— Наречие «божественно» относится к Богу, а не к хоккею.
Они стояли на тенистой липовой аллее, рядом с каменной скамьей, примостившейся под крашенным деревянным распятием.
— Если же вы обладаете таким избытком любви, лучше обратите ее на Него. — Она указала на поникшую фигуру на кресте и собиралась продолжить путь, когда заметила навернувшиеся у Хайди на глаза слезы. Она поколебалась и закончила более ласковым голосом:
— Это самый лучший methode… У вас есть прекрасные английские переводы псалмов. — Старательно выговаривая слова, она продекламировала: — Му soul thirsteth for thee, my flesh also longeth for thee in a dry and lonely land, where no water is [5]… Поразмысли над этим. — Ее хорошенькие губки, юные, но уже цвета подвядших розовых лепестков, сложились в подобие улыбки: — Это самый лучший methode. — Она кивнула, повернулась и зашагала прочь по аллее.

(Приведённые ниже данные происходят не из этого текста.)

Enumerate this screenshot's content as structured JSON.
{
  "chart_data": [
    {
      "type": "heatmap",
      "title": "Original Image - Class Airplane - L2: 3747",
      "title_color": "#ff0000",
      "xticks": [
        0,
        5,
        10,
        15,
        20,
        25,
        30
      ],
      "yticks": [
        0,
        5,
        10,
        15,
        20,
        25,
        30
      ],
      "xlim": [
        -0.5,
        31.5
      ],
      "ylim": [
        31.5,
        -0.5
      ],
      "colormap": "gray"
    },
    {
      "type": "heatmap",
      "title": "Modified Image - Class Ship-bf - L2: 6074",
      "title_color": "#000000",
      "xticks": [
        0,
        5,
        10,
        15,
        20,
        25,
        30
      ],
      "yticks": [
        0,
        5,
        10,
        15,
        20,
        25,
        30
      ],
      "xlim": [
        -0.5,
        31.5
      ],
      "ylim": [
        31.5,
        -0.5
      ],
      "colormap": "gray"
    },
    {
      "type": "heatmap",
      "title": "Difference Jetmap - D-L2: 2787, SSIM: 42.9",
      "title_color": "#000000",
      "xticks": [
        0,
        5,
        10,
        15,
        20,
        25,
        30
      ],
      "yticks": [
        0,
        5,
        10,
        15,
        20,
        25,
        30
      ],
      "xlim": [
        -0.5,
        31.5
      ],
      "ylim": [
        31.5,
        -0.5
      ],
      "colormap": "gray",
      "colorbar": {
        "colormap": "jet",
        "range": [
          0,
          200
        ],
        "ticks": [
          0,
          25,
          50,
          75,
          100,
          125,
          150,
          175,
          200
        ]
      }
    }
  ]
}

Хайди оглянулась на деревянную фигуру на кресте. Она была очень старой, так что даже растрескался череп; трещины напоминали страшные раны, словно над телом измывались до сих пор. Чем больше Хайди всматривалась в Христа, тем больше ей начинало казаться, что в любую минуту гвозди, удерживающие руки на перекладине, могут перестать выдерживать вес тела, и оно рухнет на землю, покрытую гниющими осенними листьями. В тех местах, где гвозди пронзали ладони, дерево и впрямь стало совсем трухлявым, словно раны разъела безжалостная гангрена. Пальцы не были плоскими, стилизованными; наоборот, они отчаянно корчились в воздухе, словно от непереносимой боли. На лице лежала печать безнадежного мученичества, которому не видно конца. Хайди почувствовала, как внутри у нее все переворачивается от спазм жалости при виде столь кошмарных физических мук. Ее обдало горячей волной, стеклянная клетка не выдержала жара, и уже через мгновение в ее памяти вспыхнули, как наяву, два ярчайших воспоминания. Сперва она вспомнила, как год тому назад у них в гостиной производили генеральную уборку; служанка сняла с дивана ситцевое покрывало, и на свет появилась истертая обивка, вся смятая, в дырах, с торчащими наружу клочьями конского волоса; Хайди сделалось до того жалко старого дивана, оставшегося без одежд, что она расплакалась. Следом явилась та ночь, когда мать неожиданно опустилась перед ее кроваткой на четвереньки и разодрала белое шелковое платье от колена до бедра, оголив бледную, поросшую волосами кожу. Тогда Хайди знала лишь одно — свой испуг; теперь же до нее дошло, что она испытала тогда не только ужас, но и жалость к матери с ее болезненной плотью.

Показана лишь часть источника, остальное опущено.